Patients will be denied treatment, waiting times for operations will lengthen and A&E and maternity units may be shut under secret NHS plans to impose unprecedented cuts to health spending in London.
According to an internal NHS document seen by the Guardian, doctors in five London boroughs will have to spend less on drugs, fewer patients will be referred to hospital and support for people with severe health needs will be cut as part of the plan.
It outlines the “difficult choices” NHS bosses nationally are forcing the 10 hospital trusts in north-central London to make in the next few months in order to plug a £183.1m gap in their finances.

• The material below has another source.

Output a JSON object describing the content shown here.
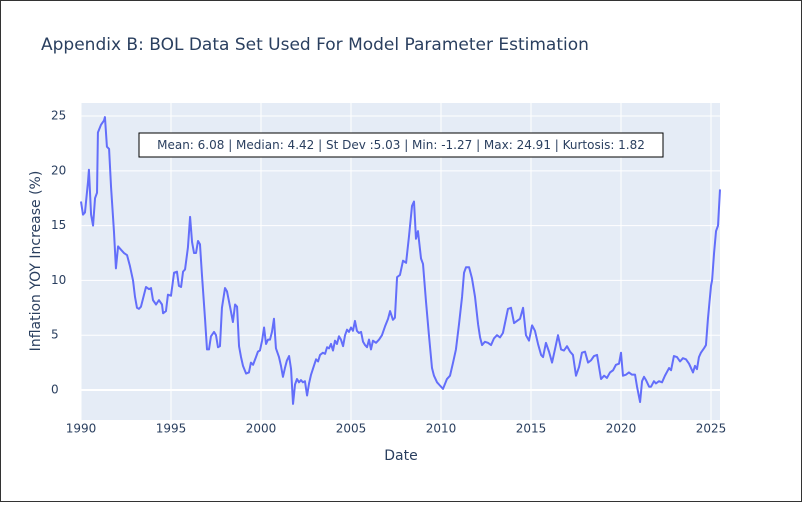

It admits that pushing through such cutbacks will be unpopular and hard to explain – and result in poorer care. “We recognise that these choices may be difficult for a number of reasons [because they include] … options that impact on quality of care [and] options that would be difficult to implement,” it says.
The hospitals that have been told to implement draconian cost-cutting measures include some of the NHS’s best-known names, such as the Royal Free, University College London and Great Ormond Street children’s hospital.
North Central London (NCL) is one of 14 areas of England where NHS England and NHS Improvement, the service’s twin regulators, are forcing hospital trusts to make far-reaching cuts during 2017-18 as part of the “capped expenditure process”. They have told local NHS leaders to “think the unthinkable” in their quest for savings.